Si aujourd'hui Gaëlle Garcia Diaz est d'abord connue pour sa chaîne Youtube aux plus de 2 millions d'abonnés, la Belge a plus d'un tour dans son sac et sait porter plus d'une casquette. Créatrice de contenu, entrepreneuse, maman… tant de rôles qu'elle incarne brillamment et qui ne l'empêchent pas de faire la couverture de Playboy France de ce début d'année 2026. L'annonce qu'elle a postée sur Instagram il n'y a même pas 24 h comptabilise plus de 100 000 likes et une vague d'amour de ses amis et followers. Gaëlle brise les codes et c'est pour ça qu'elle plaît.
Une femme, plusieurs visages
Avant de devenir la figure incontournable du Youtube francophone, Gaëlle a multiplié les vies avec une audace rare. On dit souvent qu'on a soit le physique, soit le cerveau… eh bien, Gaëlle a les deux. Elle s'impose comme modèle photo alors qu'elle a tout juste 20 ans, ce qui la mène à faire la couverture de Playboy pour la première fois en 2011. En parallèle, elle présente les tournois de poker internationaux, où son intelligence tactique et son multilinguisme détonnent déjà. C'est en 2016 qu'elle émerge sur la scène française en créant sa chaîne Youtube qui explose rapidement. La raison de ce succès: son humour trash qui accompagne son expertise cosmétique. Enfin, pas vraiment le sien. Gaëlle se crée un alter ego qui n'hésite pas à multiplier les insultes: Martine est née. Déjà, elle brise les codes du Youtube français de l'époque, où la majorité des youtubeuses font du contenu beauté. Depuis, la Belge a monté une entreprise cosmétique à succès, continue de tourner des vidéos qui plaisent, a participé à Danse avec les Stars de Youtube et est devenue maman de deux enfants. Bref… de quoi faire saliver les CV des étudiants d'HEC !
La cover 2026
Si vous suivez Gaëlle Garcia Diaz, vous savez qu'elle fera tout pour que ses créations se démarquent.
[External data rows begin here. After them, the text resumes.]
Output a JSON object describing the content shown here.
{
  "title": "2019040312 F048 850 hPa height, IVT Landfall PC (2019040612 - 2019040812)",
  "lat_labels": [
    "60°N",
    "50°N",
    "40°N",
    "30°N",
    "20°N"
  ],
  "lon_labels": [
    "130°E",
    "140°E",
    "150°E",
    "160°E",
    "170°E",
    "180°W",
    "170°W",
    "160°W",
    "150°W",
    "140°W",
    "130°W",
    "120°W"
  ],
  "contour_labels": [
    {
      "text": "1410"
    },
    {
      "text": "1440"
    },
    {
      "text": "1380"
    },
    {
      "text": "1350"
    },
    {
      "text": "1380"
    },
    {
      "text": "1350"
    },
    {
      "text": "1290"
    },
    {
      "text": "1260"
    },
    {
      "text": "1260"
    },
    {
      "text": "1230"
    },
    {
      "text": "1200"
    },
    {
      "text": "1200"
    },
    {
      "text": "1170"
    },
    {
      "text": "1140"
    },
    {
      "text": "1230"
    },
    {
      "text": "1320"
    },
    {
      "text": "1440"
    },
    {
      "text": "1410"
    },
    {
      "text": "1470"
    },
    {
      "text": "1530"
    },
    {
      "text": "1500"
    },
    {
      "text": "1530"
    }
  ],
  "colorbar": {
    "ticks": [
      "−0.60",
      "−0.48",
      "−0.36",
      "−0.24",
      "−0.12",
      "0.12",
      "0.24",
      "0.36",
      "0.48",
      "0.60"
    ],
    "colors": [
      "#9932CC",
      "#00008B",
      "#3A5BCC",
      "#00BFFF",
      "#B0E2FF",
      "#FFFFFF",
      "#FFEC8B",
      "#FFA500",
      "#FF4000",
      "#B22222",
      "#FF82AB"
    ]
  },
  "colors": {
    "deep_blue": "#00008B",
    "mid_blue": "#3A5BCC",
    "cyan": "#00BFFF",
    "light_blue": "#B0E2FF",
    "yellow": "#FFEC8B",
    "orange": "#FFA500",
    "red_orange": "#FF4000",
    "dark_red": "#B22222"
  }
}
Les vidéos promotionnelles de sa marque de cosmétique, Martine, ont une DA très stylisée et reconnaissable. Alors ce n'est pas étonnant que ses collaborations suivent sa cadence. En cette fin de février 2026, Martine nous a déjà sorti la collab de l'année avec Playboy. Teints chauds, accessoires extravagants et pause ultra sexy: Gaëlle incarne l'énergie féminine. C'est la femme fatale et elle n'a pas peur de le montrer. Une vibe accentuée par le choix du graphisme: le rouge profond des rideaux de velours, venant se heurter au motif géométrique en damier, place Gaëlle en véritable figure de pouvoir. D'ailleurs, ce cliché en particulier a attiré l'attention des fans de David Lynch, et plus particulièrement sur la célèbre Red Room de Twin Peaks.
Réappropriation et codes sociaux
Cette couverture Playboy arrive à un moment où Martine se faisait plus rare, laissant place à une Gaëlle plus mûre. Moin de décolletés, de poses incendiaires et de gros mots, plus de silhouettes sages et de cuisines Pinterest parfaitement cadrées. Une esthétique presque trad wife (bien loin de sa réalité en tant qu'entrepreneuse, PDG, youtubeuse et j'en passe…). La "tchoin", comme elle le disait elle-même avec provocation, semblait s’être faite plus discrète. Comme si, pour être crédible, il fallait choisir. Ranger une facette au profit d’une autre.
Et puis, Playboy 2026
Pourquoi revenir là, maintenant, quand tout semble déjà acquis ? Justement parce que tout l’est. Revenir en couverture après avoir construit son propre empire, ce n’est pas chercher la validation, c’est redéfinir le symbole. Elle ne pose pas, elle investit. Elle scénarise. Elle contrôle. Là où l’histoire du magazine reposait sur un rapport de force déséquilibré, elle inverse la perspective: c’est elle qui dicte les règles, elle qui choisit l’angle, elle qui décide du récit. Dans une société qui alterne entre puritanisme digital et hypersexualisation algorithmique, cette cover ressemble presque à un manifeste. On peut être stratège et sensuelle. Autoritaire et désirée. Mère et magnétique. La question n’est plus "Quelle image faut-il adopter ?" mais pourquoi faudrait-il en abandonner une ? Playboy devient alors moins une provocation qu’une affirmation: elle est aussi cette femme-là. Et elle refuse de se réduire.